I chanced upon an apt Dhamma talk by Venerable Ajahn Brahm on how we often hold on to ‘I need to be better’ thoughts just because everyone else thinks or expects so. Ajahn Brahm further taught that this ‘I’m not good enough’ mindset is neither kind nor helpful to ourselves. 

Of course, we need to carefully distinguish between accepting ourselves with kindness and not growing out of unconstructive habits. 

There could be a risk of not improving the mind under the false pretence of self-acceptance. Learn to be at peace with what we already have, then improvement would flow naturally. 

Many of us may be performing good deeds and consciously express kindness to others. Doing so not only keeps the mind at peace but also elicits joy during and after the act. I identify with this definition of living a blessed life in the spirit of Mangala Sutta, when I can share and contribute what I have with others. However, with the chasing mentality, I might have forgotten about the one person who would benefit from such good deeds as well – myself. 

How many times do we speak harsh words inside our head when we act less than ‘perfect’? 

‘Why did you do that silly thing?’

‘How could you forget about that important event?’

‘What is wrong with you?’

I probably would not say such things to my close friends or even strangers, so why do I say them to myself? Am I unworthy of the same kindness I have so freely and joyfully shared with others? 

Nowadays, I decide to contemplate my pursuits with an objective mind, even if it seems like an improvement on the surface: 

‘Does this course/workshop feel aligned with the heart or is there another reason why I want to join?’

‘Do I feel joyful in learning or is it another medal on my chest to show the world?’

Suffering arises when we don’t get what we want and when we get what we don’t want

I recently read separate teaching from Venerable Ajahn Chah1 on “wanting with right understanding”. The teaching explained that desire towards and away from something can arise from us as worldly beings. I find resonance to this gentle outlook towards self and am aware that setting goals can start off my self-improvement actions – but blindly chasing and grasping the desire tightly is not right either. Instead, taking action accompanied by gradual and reflective practice would be more helpful. 

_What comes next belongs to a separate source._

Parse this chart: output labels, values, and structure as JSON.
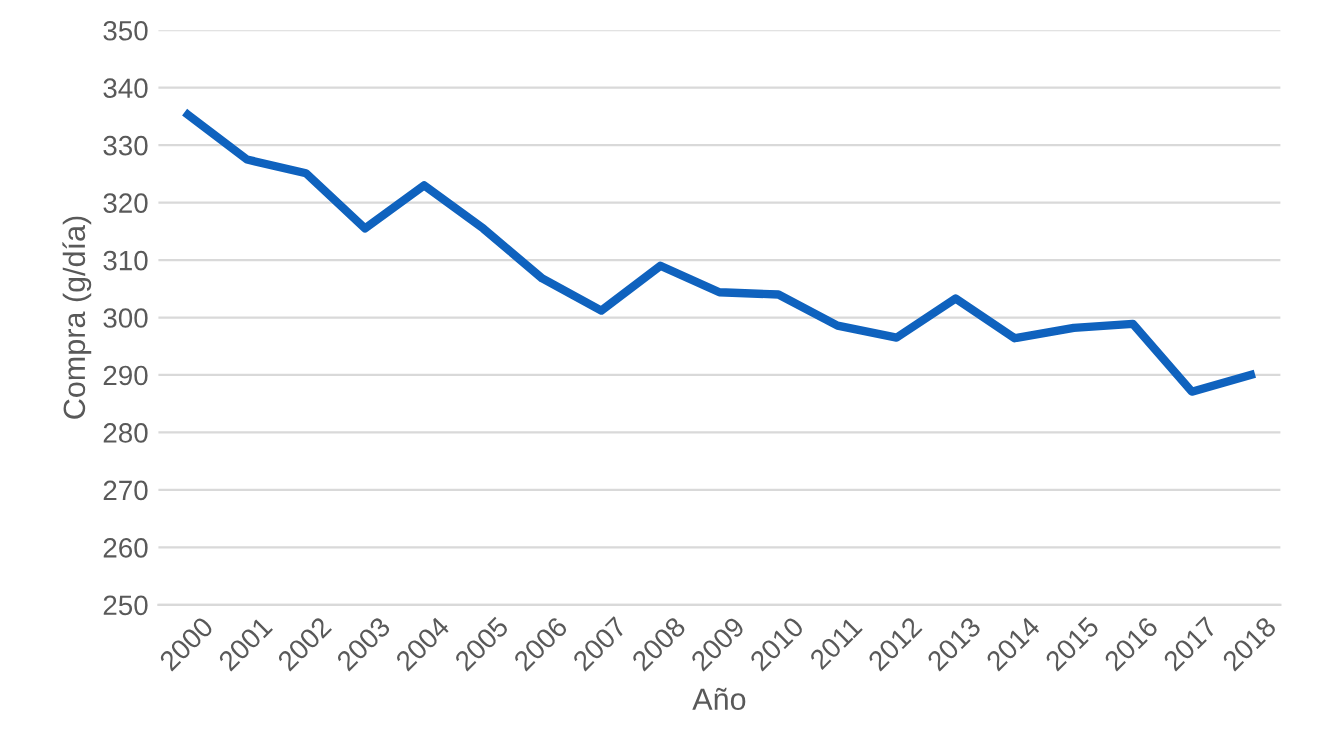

For example, I started this article with the intention to write about chasing struggles. It has developed into deeper contemplation of my underlying beliefs and expanded thoughts that I am sharing now.

Trying to be mindful of my wanting and not-wanting, I do my best at the moment and allow the outcome to unfold. 

I realise that telling myself to let go of expectation, is an expectation by itself – another debacle to untangle! 

Rather, it is much more peaceful to put in my best effort for the situation; watch the result arise and take the next step from there. 

When a learning experience concludes as expected or not, I try to take time to settle down and truly embrace the event. When another learning opportunity comes, I will then be able to jump in wholeheartedly. Even if I failed, I could learn from it. Failure is just another piece of feedback! With this outlook, I hopefully lessen the suffering created for myself.  

I conclude that having a goal is necessary, especially for myself and many others who are just entering the ‘real’ life of the professional and social world. 

Clarity of true motivation is essential as we take on the path, paired with conscious kindness towards ourselves when the comparison mind takes a negative turn. The next time I look at others and start to put them on the pedestal with an unreasonable expectation of myself, I will remind myself: ‘remember how far you have gone’ and ‘we all have our own path to take’.

Notes:

  1. Source: The Collected Teachings of Ajahn Chah – Single Volume, Aruna Publications, 2011, Chapter 22, page 237, https://forestsangha.org/teachings/books/the-collected-teachings-of-ajahn-chah-single-volume?language=English

Wise steps:

  • Pair working on goals with a mindful review of underlying reason in choosing these goals, it could provide clarity on the true nature of our motivation
  • When harsh reprimand arises within, ask if these are the words we will give to others 
  • Refrain from punishing ourselves when we could not let go immediately. Be still, the conditions for letting go will arise.